Day One Day Two

Where am I on a Tuesday night? I am in Hoboken. I started a new gig yesterday, and it has been going well despite the voice in the back of my head telling me otherwise. The coworkers and the manager have been so supportive and understanding.

I am a lucky guy. I was set up with this gig by a company that places people in various jobs, and this one was amazingly fortuitous. I’ve been trying to load my bank information for over an hour, and I have been getting a message saying: An error occurred while processing this request. If you continue to experience problems, contact your system administrator with the error code. Error Code: 100.

I sent an email to the woman who placed me at this job. She’s in Seattle, and I am in NJ. Perhaps this will be cleared up tomorrow. I hope so, I do want to be paid. The manager at this job has been reassuring me that I am not doing much of anything this week, just observing what my co-workers are doing. That is this week.

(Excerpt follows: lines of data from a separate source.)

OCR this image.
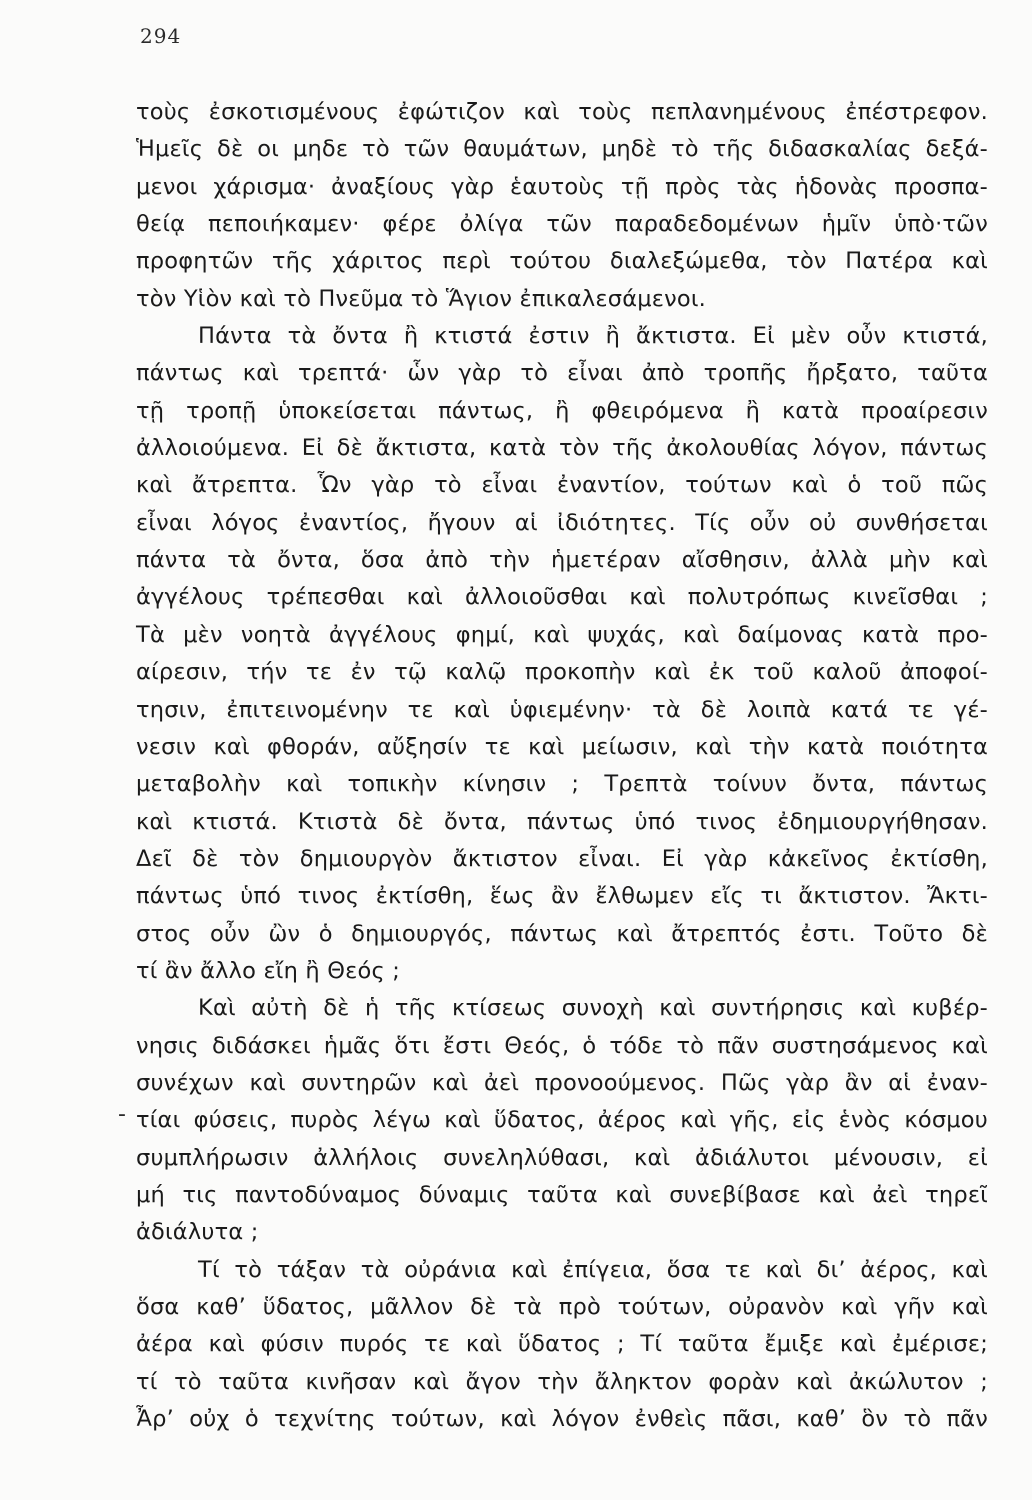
294
-
τοὺς ἐσκοτισμένους ἐφώτιζον καὶ τοὺς πεπλανημένους ἐπέστρεφον.
Ἡμεῖς δὲ οι μηδε τὸ τῶν θαυμάτων, μηδὲ τὸ τῆς διδασκαλίας δεξά-
μενοι χάρισμα· ἀναξίους γὰρ ἑαυτοὺς τῇ πρὸς τὰς ἡδονὰς προσπα-
θείᾳ πεποιήκαμεν· φέρε ὀλίγα τῶν παραδεδομένων ἡμῖν ὑπὸ·τῶν
προφητῶν τῆς χάριτος περὶ τούτου διαλεξώμεθα, τὸν Πατέρα καὶ
τὸν Υἱὸν καὶ τὸ Πνεῦμα τὸ Ἅγιον ἐπικαλεσάμενοι.
Πάντα τὰ ὄντα ἢ κτιστά ἐστιν ἢ ἄκτιστα. Εἰ μὲν οὖν κτιστά,
πάντως καὶ τρεπτά· ὧν γὰρ τὸ εἶναι ἀπὸ τροπῆς ἤρξατο, ταῦτα
τῇ τροπῇ ὑποκείσεται πάντως, ἢ φθειρόμενα ἢ κατὰ προαίρεσιν
ἀλλοιούμενα. Εἰ δὲ ἄκτιστα, κατὰ τὸν τῆς ἀκολουθίας λόγον, πάντως
καὶ ἄτρεπτα. Ὧν γὰρ τὸ εἶναι ἐναντίον, τούτων καὶ ὁ τοῦ πῶς
εἶναι λόγος ἐναντίος, ἤγουν αἱ ἰδιότητες. Τίς οὖν οὐ συνθήσεται
πάντα τὰ ὄντα, ὅσα ἀπὸ τὴν ἡμετέραν αἴσθησιν, ἀλλὰ μὴν καὶ
ἀγγέλους τρέπεσθαι καὶ ἀλλοιοῦσθαι καὶ πολυτρόπως κινεῖσθαι ;
Τὰ μὲν νοητὰ ἀγγέλους φημί, καὶ ψυχάς, καὶ δαίμονας κατὰ προ-
αίρεσιν, τήν τε ἐν τῷ καλῷ προκοπὴν καὶ ἐκ τοῦ καλοῦ ἀποφοί-
τησιν, ἐπιτεινομένην τε καὶ ὑφιεμένην· τὰ δὲ λοιπὰ κατά τε γέ-
νεσιν καὶ φθοράν, αὔξησίν τε καὶ μείωσιν, καὶ τὴν κατὰ ποιότητα
μεταβολὴν καὶ τοπικὴν κίνησιν ; Τρεπτὰ τοίνυν ὄντα, πάντως
καὶ κτιστά. Κτιστὰ δὲ ὄντα, πάντως ὑπό τινος ἐδημιουργήθησαν.
Δεῖ δὲ τὸν δημιουργὸν ἄκτιστον εἶναι. Εἰ γὰρ κἀκεῖνος ἐκτίσθη,
πάντως ὑπό τινος ἐκτίσθη, ἕως ἂν ἔλθωμεν εἴς τι ἄκτιστον. Ἄκτι-
στος οὖν ὢν ὁ δημιουργός, πάντως καὶ ἄτρεπτός ἐστι. Τοῦτο δὲ
τί ἂν ἄλλο εἴη ἢ Θεός ;
Καὶ αὐτὴ δὲ ἡ τῆς κτίσεως συνοχὴ καὶ συντήρησις καὶ κυβέρ-
νησις διδάσκει ἡμᾶς ὅτι ἔστι Θεός, ὁ τόδε τὸ πᾶν συστησάμενος καὶ
συνέχων καὶ συντηρῶν καὶ ἀεὶ προνοούμενος. Πῶς γὰρ ἂν αἱ ἐναν-
τίαι φύσεις, πυρὸς λέγω καὶ ὕδατος, ἀέρος καὶ γῆς, εἰς ἑνὸς κόσμου
συμπλήρωσιν ἀλλήλοις συνεληλύθασι, καὶ ἀδιάλυτοι μένουσιν, εἰ
μή τις παντοδύναμος δύναμις ταῦτα καὶ συνεβίβασε καὶ ἀεὶ τηρεῖ
ἀδιάλυτα ;
Τί τὸ τάξαν τὰ οὐράνια καὶ ἐπίγεια, ὅσα τε καὶ δι’ ἀέρος, καὶ
ὅσα καθ’ ὕδατος, μᾶλλον δὲ τὰ πρὸ τούτων, οὐρανὸν καὶ γῆν καὶ
ἀέρα καὶ φύσιν πυρός τε καὶ ὕδατος ; Τί ταῦτα ἔμιξε καὶ ἐμέρισε;
τί τὸ ταῦτα κινῆσαν καὶ ἄγον τὴν ἄληκτον φορὰν καὶ ἀκώλυτον ;
Ἆρ’ οὐχ ὁ τεχνίτης τούτων, καὶ λόγον ἐνθεὶς πᾶσι, καθ’ ὃν τὸ πᾶν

I am also meeting with other people in the company, interacting and doing my best to charm them. It is wholly 180° from working at Bratty McGrotty. I am surrounded by friendly, upbeat people as opposed to the back-stabbing vipers in the legal office downtown.

No Filipino former male nurse, set deep in a walk-in closet, married to a wife and a kid, to prove that he is not a homosexual. It’s only day two at the new gig, and I still have a way to go. If this continues, I would like to see if I can get Mike a gig somewhere down the line.

I think he could do well if everything falls into place. I mentioned this to Mike last night on the phone, advising him not to get his hopes up right now since this would be later in the year, if at all.

There has also been a problem with my phone. The slot where it gets charged hasn’t been behaving well and is not accepting the cord. This has been going on since last July i Ocean Grove. Lately, it has gotten worse.

I suppose it may be time to trade the phone in for a newer model. I was resisting that since I do love the Bloom 10 app, which was created by Brian Eno and Peter Chilvers. I bought the newer phone in 2023 and returned it immediately when I found out that the new phone did not support the app. Nowadays, it might, but I want to know for sure.

I am waiting to hear from someone from the other side of the world to tell me whether or not it does. I am presently number 3 in line for chat assistance. So work was fine, it is just the machines at home, the PC, the smartphone, and Bill’s tablet that have been telling me that it will not go through or work.

I’m stressed, but not from the job. There was stress about that job, but that was from anxiety about starting a new job on Sunday. I did not sleep well, and I struggled to get through the first day at the new job, but I do not think that was noticed.